Subtle changes in the chemical modification pattern can affect anti-miR association with Argonaute and anti-miR activity in vitro and in vivo.
a) Western analysis of the levels of Argonaute associated with anti-miR-21-A or anti-miR-21-B compounds, in liver lysates. These two compounds share the same sequence and chemistry, a phosphorothioate backbone with DNA and constrained Ethyl (red) bases. 10,3, or 1 pmoles of the 5′-biotinylated compounds were incubated with liver lysates, purified with streptavidin beads and the associated Argonaute proteins were visualized with an anti-Argonaute antibody. Samples from the same gel. Representative experiment from 3 independent experiments. b) Luminescence levels of a miR-21 probe bound by Argonaute in a competition binding assay with increasing amounts of anti-miR-21-A, anti-miR-21-B, unlabeled probe or an unrelated sequence as control. miRNA:Argonaute complexes were purified from HeLa cells. Representative experiment from 3 independent experiments (n = 3). c) mRNA levels of the miR-21-regulated ANKRD46 gene in U87 cells transfected with increasing concentrations of anti-miR-21-A or anti-miR-21-B compounds. Results are shown as fold change over mock transfected ± s.e.m. Representative experiment from 2 independent experiments (n = 5). d) mRNA levels of the miR-21-regulated Rnf167 transcript in livers of mice treated with PBS or the anti-miR-21 compounds A or B. Mice were injected subcutaneously once with 50 or 100 mg/kg of anti-miR-21-A or B, RNA was extracted from liver samples three days post-injection, and analyzed for Rnf167 mRNA levels by qPCR. Results are shown as fold change over the PBS-treated group of animals ± s.d. Representative experiment from 2 independent experiments (n = 5).
Figure 4.
Anti-miR treatment decreases the levels of Argonaute-bound mRNA targets, increasing their stability and abundance in vivo.

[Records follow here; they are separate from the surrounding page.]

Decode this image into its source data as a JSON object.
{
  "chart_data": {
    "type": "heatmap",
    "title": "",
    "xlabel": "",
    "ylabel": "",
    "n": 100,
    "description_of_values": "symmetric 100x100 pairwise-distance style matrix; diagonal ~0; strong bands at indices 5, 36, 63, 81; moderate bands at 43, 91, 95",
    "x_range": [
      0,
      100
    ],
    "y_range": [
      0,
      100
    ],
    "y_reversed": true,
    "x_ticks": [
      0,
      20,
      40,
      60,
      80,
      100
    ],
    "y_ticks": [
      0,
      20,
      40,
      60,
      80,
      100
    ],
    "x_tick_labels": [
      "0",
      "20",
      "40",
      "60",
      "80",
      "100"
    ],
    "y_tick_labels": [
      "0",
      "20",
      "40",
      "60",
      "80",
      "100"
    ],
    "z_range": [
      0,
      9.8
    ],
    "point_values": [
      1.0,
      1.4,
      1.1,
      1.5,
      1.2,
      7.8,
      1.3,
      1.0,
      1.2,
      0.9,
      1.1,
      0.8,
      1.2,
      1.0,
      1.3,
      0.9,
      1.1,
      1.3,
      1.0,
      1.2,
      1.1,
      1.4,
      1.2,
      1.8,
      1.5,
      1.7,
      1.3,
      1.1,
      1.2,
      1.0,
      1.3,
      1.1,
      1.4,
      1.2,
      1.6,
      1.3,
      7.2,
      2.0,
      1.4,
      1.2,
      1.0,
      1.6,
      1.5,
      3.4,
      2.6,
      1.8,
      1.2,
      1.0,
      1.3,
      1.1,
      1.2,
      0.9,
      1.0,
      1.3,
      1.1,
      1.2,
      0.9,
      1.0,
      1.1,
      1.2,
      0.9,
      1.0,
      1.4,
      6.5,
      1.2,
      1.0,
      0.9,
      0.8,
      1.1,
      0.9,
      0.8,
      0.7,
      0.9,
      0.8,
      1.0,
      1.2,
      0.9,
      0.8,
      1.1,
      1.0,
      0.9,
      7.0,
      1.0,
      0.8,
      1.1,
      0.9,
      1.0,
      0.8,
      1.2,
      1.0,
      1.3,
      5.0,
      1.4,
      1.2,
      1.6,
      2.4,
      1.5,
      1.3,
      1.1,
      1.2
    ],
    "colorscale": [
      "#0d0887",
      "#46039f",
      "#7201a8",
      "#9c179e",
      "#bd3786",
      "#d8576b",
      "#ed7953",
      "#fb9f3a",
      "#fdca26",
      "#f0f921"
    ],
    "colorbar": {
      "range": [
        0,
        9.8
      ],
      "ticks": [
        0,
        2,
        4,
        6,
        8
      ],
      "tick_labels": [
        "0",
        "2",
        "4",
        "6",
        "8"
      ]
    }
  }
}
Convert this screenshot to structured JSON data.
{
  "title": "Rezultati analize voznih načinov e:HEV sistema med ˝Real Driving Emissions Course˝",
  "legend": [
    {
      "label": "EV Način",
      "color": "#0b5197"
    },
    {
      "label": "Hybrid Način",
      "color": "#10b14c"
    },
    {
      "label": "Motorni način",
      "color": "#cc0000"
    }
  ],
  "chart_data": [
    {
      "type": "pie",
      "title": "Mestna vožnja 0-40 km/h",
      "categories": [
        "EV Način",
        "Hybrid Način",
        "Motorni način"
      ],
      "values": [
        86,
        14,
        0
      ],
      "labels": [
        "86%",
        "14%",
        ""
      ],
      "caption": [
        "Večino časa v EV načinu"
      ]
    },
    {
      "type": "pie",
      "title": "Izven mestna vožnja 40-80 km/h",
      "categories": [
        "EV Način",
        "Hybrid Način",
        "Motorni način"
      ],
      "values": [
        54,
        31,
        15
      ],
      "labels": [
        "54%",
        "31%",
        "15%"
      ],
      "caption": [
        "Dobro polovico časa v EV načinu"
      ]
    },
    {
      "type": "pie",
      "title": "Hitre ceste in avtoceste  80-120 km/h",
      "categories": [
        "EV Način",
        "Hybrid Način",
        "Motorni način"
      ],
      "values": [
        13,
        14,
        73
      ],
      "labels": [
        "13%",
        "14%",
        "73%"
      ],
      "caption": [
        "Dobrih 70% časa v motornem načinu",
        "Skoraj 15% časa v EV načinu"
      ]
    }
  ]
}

a and b) Cumulative-distribution fraction plots (CDF) depicting the mRNA fold change in total RNA (a) and in the Argonaute immunopurified (Ago) fraction (b) from liver lysates of animals dosed with with 10 1 mg/kg of anti-miR-122 as compared to PBS-treated controls as determined by microarray analysis. c and d) Total and Argonaute IP (Ago) RNA was assayed for the miR-122 targets (c) Aldoa and (d) Cd320. Mice were treated subcutaneously with 1, 3 or 10 mg/kg of an anti-miR-122 compound or PBS and livers were collected three days later. Results are displayed as fold-change±s.e.m.. Representative experiment from 2 independent experiments shown (n = 3).
Figure 5.
Anti-miRs do not affect the levels of total mature or Argonaute-bound miRNA in vivo.

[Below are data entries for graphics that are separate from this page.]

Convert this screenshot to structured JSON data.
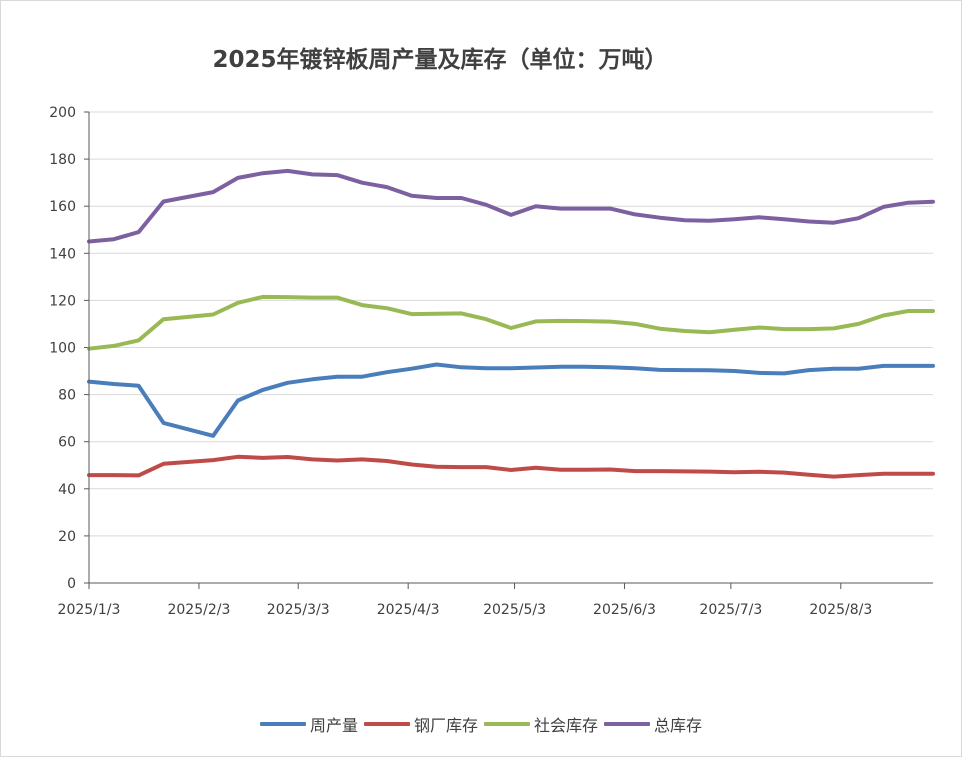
{
  "chart_data": {
    "type": "line",
    "title": "2025年镀锌板周产量及库存（单位：万吨）",
    "xlabel": "",
    "ylabel": "",
    "ylim": [
      0,
      200
    ],
    "y_ticks": [
      "0",
      "20",
      "40",
      "60",
      "80",
      "100",
      "120",
      "140",
      "160",
      "180",
      "200"
    ],
    "x_ticks": [
      "2025/1/3",
      "2025/2/3",
      "2025/3/3",
      "2025/4/3",
      "2025/5/3",
      "2025/6/3",
      "2025/7/3",
      "2025/8/3"
    ],
    "x_tick_dates": [
      "2025-01-03",
      "2025-02-03",
      "2025-03-03",
      "2025-04-03",
      "2025-05-03",
      "2025-06-03",
      "2025-07-03",
      "2025-08-03"
    ],
    "x_range": [
      "2025-01-03",
      "2025-08-29"
    ],
    "grid": true,
    "legend_position": "bottom",
    "x": [
      "2025-01-03",
      "2025-01-10",
      "2025-01-17",
      "2025-01-24",
      "2025-02-07",
      "2025-02-14",
      "2025-02-21",
      "2025-02-28",
      "2025-03-07",
      "2025-03-14",
      "2025-03-21",
      "2025-03-28",
      "2025-04-04",
      "2025-04-11",
      "2025-04-18",
      "2025-04-25",
      "2025-05-02",
      "2025-05-09",
      "2025-05-16",
      "2025-05-23",
      "2025-05-30",
      "2025-06-06",
      "2025-06-13",
      "2025-06-20",
      "2025-06-27",
      "2025-07-04",
      "2025-07-11",
      "2025-07-18",
      "2025-07-25",
      "2025-08-01",
      "2025-08-08",
      "2025-08-15",
      "2025-08-22",
      "2025-08-29"
    ],
    "series": [
      {
        "name": "周产量",
        "color": "#4a7ebb",
        "values": [
          85.5,
          84.5,
          83.8,
          68,
          62.5,
          77.5,
          82,
          85,
          86.5,
          87.6,
          87.6,
          89.5,
          91,
          92.8,
          91.6,
          91.2,
          91.2,
          91.5,
          91.8,
          91.8,
          91.6,
          91.2,
          90.5,
          90.4,
          90.3,
          90,
          89.2,
          89,
          90.4,
          91,
          91,
          92.2,
          92.2,
          92.2
        ]
      },
      {
        "name": "钢厂库存",
        "color": "#be4b48",
        "values": [
          45.8,
          45.8,
          45.7,
          50.6,
          52.2,
          53.6,
          53.1,
          53.5,
          52.5,
          52,
          52.5,
          51.8,
          50.3,
          49.4,
          49.2,
          49.2,
          48,
          48.9,
          48.1,
          48.1,
          48.2,
          47.5,
          47.5,
          47.4,
          47.3,
          47,
          47.2,
          46.9,
          46,
          45.2,
          45.8,
          46.4,
          46.4,
          46.4
        ]
      },
      {
        "name": "社会库存",
        "color": "#98b954",
        "values": [
          99.5,
          100.7,
          103,
          112,
          114,
          119,
          121.5,
          121.4,
          121.2,
          121.2,
          118,
          116.7,
          114.2,
          114.3,
          114.5,
          112,
          108.3,
          111.1,
          111.3,
          111.2,
          111,
          110,
          108,
          107,
          106.5,
          107.5,
          108.5,
          107.8,
          107.8,
          108.1,
          110,
          113.6,
          115.5,
          115.5
        ]
      },
      {
        "name": "总库存",
        "color": "#7d60a0",
        "values": [
          145,
          146,
          149,
          162,
          166,
          172,
          174,
          175,
          173.5,
          173.2,
          170,
          168.1,
          164.4,
          163.5,
          163.5,
          160.6,
          156.3,
          160,
          159,
          159,
          159,
          156.5,
          155.1,
          154,
          153.8,
          154.5,
          155.3,
          154.5,
          153.5,
          153,
          154.9,
          159.7,
          161.5,
          161.9
        ]
      }
    ]
  }
}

Total liver RNA isolated from animals 7 days post-subcutaneous administration of anti-miR-122 (10 mg/kg). miRNA levels in total RNA sample, profiled on the Nanostring platform, before (a) and after (b) the glyoxal treatment to separate the miR/anti-miR-122 duplex which interferes with miR-122 detection. c and d) Global miRNA levels, post-glyoxal treatment and profiled on the Nanostring platform, in anti-miR-122-treated animals compared to PBS-treated controls from total RNA (c) or immunopurified Argonaute fractions (Ago) (d). Representative experiments shown from 2 independent experiments (n = 3).
Figure 6.
Model of the anti-miR mechanism of action.
miRNAs, loaded onto Argonaute, guide the miRISC complex to target mRNA transcripts. The anti-miR specifically associates with Argonaute, in the context of the cognate target miRNA and now the miRNA:Argonaute complex can no longer bind and regulate target mRNAs. The mRNA targets are stabilized and can now be translated.